Um descongelamento que “não alterou quaisquer regimes de carreira, não alterou regras gerais do sistema de emprego público nem alterou retroativamente as regras do congelamento. Veio, sim, descongelar cada carreira tal como foi congelada, passando a ser permitidas as valorizações remuneratórias que decorram dos respetivos regimes.”

O ME enumera as leis que reconheceram uma distinção entre:

1) carreiras nas quais o elemento determinante para a progressão são os módulos de pontos que decorrem da avaliação de desempenho; estes pontos foram expressamente salvaguardados pelas sucessivas LOE entre 2011 e 2017;

2) carreiras nas quais o elemento determinante para a progressão são os módulos de tempo expressamente definidos nos respetivos regimes especiais; isto não significa que as progressões dependam unicamente do tempo, pois é em regra previsto pelo menos um momento de avaliação que ativa o efeito do módulo de tempo (desde que positiva); mas sem o decurso desse módulo de tempo, a progressão não se verifica; nestas carreiras, o tempo não contou.

O ME lembrou que o artigo 18.º da LOE 2018 opera o descongelamento de todas as carreiras, nada estabelecendo quanto à recuperação do tempo de serviço.

Deste modo, o ME indicou que também a carreira docente descongelou a partir de 1 de janeiro de 2018, abrangendo todos os professores, os quais progredirão na carreira à medida que reúnam requisitos para tal. Ao longo do ano de 2018 vão progredir cerca de 46.000 docentes, processo que já foi concretizado até agosto para cerca de 30.000 desses docentes que completaram os respetivos módulos de tempo, desde 1 de janeiro, data em que o tempo voltou a contar.

Governo mitiga efeitos do congelamento

O ME esclareceu que uma questão diversa do descongelamento é a da recuperação do tempo de serviço. Esta questão nunca constou do Programa do XXI Governo Constitucional, tendo sido colocada pelos sindicatos e sendo, portanto, uma questão nova.

É também um assunto de elevada complexidade, pois implica reequacionar o regime do congelamento que nunca foi invalidado e poderia ter um impacto financeiro muito significativo.

Nesta matéria o Governo, indicou o ME, nunca assumiu o compromisso de contar o tempo. Assumiu, sim, o compromisso de negociar com os sindicatos para avaliar formas de mitigação do congelamento do tempo, e a compatibilização com os recursos disponíveis.

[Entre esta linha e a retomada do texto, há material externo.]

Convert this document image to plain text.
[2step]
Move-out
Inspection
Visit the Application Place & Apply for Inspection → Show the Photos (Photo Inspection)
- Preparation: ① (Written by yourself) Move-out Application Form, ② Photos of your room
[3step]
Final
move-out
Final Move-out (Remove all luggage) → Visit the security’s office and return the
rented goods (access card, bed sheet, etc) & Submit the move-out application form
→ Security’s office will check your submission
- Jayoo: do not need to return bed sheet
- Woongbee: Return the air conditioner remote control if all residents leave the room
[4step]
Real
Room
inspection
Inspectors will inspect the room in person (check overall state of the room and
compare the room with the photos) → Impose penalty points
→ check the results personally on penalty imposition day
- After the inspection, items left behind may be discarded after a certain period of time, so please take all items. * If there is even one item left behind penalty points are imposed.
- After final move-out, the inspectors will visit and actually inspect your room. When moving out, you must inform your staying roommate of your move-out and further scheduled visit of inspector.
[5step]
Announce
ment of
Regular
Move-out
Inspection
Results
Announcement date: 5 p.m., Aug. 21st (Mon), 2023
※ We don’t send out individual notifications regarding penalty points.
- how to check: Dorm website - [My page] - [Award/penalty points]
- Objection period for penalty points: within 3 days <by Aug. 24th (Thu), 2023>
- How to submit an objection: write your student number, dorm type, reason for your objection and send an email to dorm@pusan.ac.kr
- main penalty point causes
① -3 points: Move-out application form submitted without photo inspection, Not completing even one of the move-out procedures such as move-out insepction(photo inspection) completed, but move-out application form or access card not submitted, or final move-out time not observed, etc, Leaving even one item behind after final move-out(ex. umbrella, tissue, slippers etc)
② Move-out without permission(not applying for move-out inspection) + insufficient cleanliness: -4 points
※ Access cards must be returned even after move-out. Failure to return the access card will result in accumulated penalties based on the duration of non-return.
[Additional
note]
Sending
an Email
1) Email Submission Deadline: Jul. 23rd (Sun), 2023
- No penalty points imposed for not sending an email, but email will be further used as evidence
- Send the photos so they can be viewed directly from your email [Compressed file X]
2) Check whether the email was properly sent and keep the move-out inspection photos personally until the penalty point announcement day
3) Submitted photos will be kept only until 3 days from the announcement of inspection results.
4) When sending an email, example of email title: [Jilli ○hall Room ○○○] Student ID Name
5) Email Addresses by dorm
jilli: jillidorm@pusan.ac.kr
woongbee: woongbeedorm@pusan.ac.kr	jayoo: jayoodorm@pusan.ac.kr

O ME indicou ainda que em sede negocial, o Governo e os sindicatos representativos dos professores dos ensinos básico e secundário e dos educadores de infância assinaram em 18 de novembro de 2017 uma declaração de compromisso que, entre outras matérias, estabeleceu o início de um processo negocial com vista a mitigar o impacto do congelamento, tendo em conta a especial natureza da carreira docente, enquanto carreira unicategorial. Assim, a declaração de compromisso estabelece dois pressupostos fundamentais para a negociação:

1) a relevância do tempo, devendo ser construído um modelo assente em três variáveis – o tempo, o modo de recuperação e o calendário em que a mesma ocorrerá;

2) a distribuição no tempo dos impactos orçamentais associados, num quadro de sustentabilidade e compatibilização dos recursos disponíveis face à situação financeira do país, com início da produção dos seus efeitos nesta legislatura e prevendo o seu final no termo da próxima.

O ME lembrou ainda que o artigo 19.º da LOE 20181 reafirma ambos os pressupostos, remetendo a consideração do tempo para processo negocial com vista a definir o prazo e o modo para a sua concretização, tendo em conta a sustentabilidade e compatibilização com os recursos disponíveis. Sobre a solução proposta Assentando nestes pressupostos, a proposta apresentada pelo governo permite mitigar os efeitos do congelamento. Nas carreiras gerais, um módulo padrão de progressão corresponde a 10 pontos – que em regra são obtidos ao longo de 10 anos. Na carreira docente o módulo padrão é de 4 anos. Assim, os 7 anos de congelamento correspondem a 70% do módulo de uma carreira geral. De forma similar, 70% de 4 anos na carreira docente correspondem a 2 anos, 9 meses e 18 dias.